If this story had happened in real life, and the problem had been more complicated than anticipated, and Charlie had realized this, it would be likely to fail, because he did not have enough leverage toward the upper management to get the resources required to succeed, so in that case the project would be likely to fail, or at least be severely delayed.

However, Alan was making the problem more complicated by introducing a lot of accidental complexity, and I have often seen that this is done even when the problem is more complicated than anticipated. Such a project could easily create enough work for 10-15 people in the hypothetical scenario in the article if the project had enough necessary complexity to be a four person project.

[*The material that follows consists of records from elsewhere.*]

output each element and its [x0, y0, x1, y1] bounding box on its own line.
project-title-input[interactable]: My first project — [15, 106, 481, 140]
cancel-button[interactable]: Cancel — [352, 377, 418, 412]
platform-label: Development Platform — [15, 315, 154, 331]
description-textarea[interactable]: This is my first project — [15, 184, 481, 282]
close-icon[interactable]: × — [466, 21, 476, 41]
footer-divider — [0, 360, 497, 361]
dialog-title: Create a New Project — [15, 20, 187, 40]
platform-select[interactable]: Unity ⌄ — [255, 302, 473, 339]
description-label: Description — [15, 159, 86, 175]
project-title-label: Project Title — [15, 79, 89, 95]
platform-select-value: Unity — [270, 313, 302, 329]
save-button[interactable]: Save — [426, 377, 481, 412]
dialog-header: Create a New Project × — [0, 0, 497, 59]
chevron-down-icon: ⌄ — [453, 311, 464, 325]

It is very hard to distinguish between what is necessary and accidental complexity, and that is precisely the point of the article. Prestige is very often bound to how many subordinates you have rather than how well you solve a particular task, so making your project artificially complex can be a strategy for climbing toward upper management. This may of cause be a conscious or unconscious from the employee/manager in question.


Indeed, it's very important to match the structure to the problem.

I've seen real-world situations where the Charlie approach was clearly wrong - a maverick programmer that wrote a module on his own, only some light testing with end users, no peer-review, not even source control. The program was finished in record time (a month or so), looked good, apparently did what was required, users and management were delighted, he got a huge raise. "Charlie" went on holidays... and then disaster struck. He hadn't considered the impact on other systems, and a bug delayed the montly accouning closing process, costing thousands of man-hours correcting the errors. Other programmers had to go to his terminal to see the code... and found a huge hardcoded, unstructured mess.

OTOH, in the same company, they hired a Java Senior Architect "Alan" to lead a module, just a little more complex that what "Charlie" had done. "Alan" spent the first few months meeting with all possible stakeholders, writing process diagrams, selecting a 4-person team, then spent a few more months building a "perfect" software architecture, an entire ORM layer over the systems he had to connect to. Then they chose a complicated Javascript framework for the frontend which none had experience with. After a year and a half (over a year over budget), they finally launched a first version... which wasn't what users needed. A year and a half later (3 years total), they finally have a working system.

While he didn't get the credit "Charlie" got, everyone thinks "Alan" is some kind of guru and that he understands "hard" problems, and he's going to be given the lead (again) on an even larger project, which the company is betting several millions on.


> ... and Charlie had realized this, it would be likely to fail, because he did not have enough leverage toward the upper management to get the resources required to succeed

Not to mention, the company will be paying Alan and his team much more than they’re paying Charles.

It’s my suspicion that people will give more weight to people they’re paying more, simply because they’re perceived as more valuable - independent of any other hard data. So despite having already spent more money on Alan, they’d be likely to continue doing so, due to the perception of hard work and the perceived value to the company.


I read an study testing an idea similar to yours, but with wine. They organized a study in the guise of a wine tasting event where there were 3 bottles of wine, but 2 bottles were marked up (one from $5 -> $50 and another from $10 -> $90). Even though people didn't know they were tasting the same wine, they said the the more expensive one tasted better. The other half of the study was with the prices removed, people couldn't guess the more expensive wine. The conclusion from the study was that "Individuals who are unaware of the price do not derive more enjoyment from more expensive wine."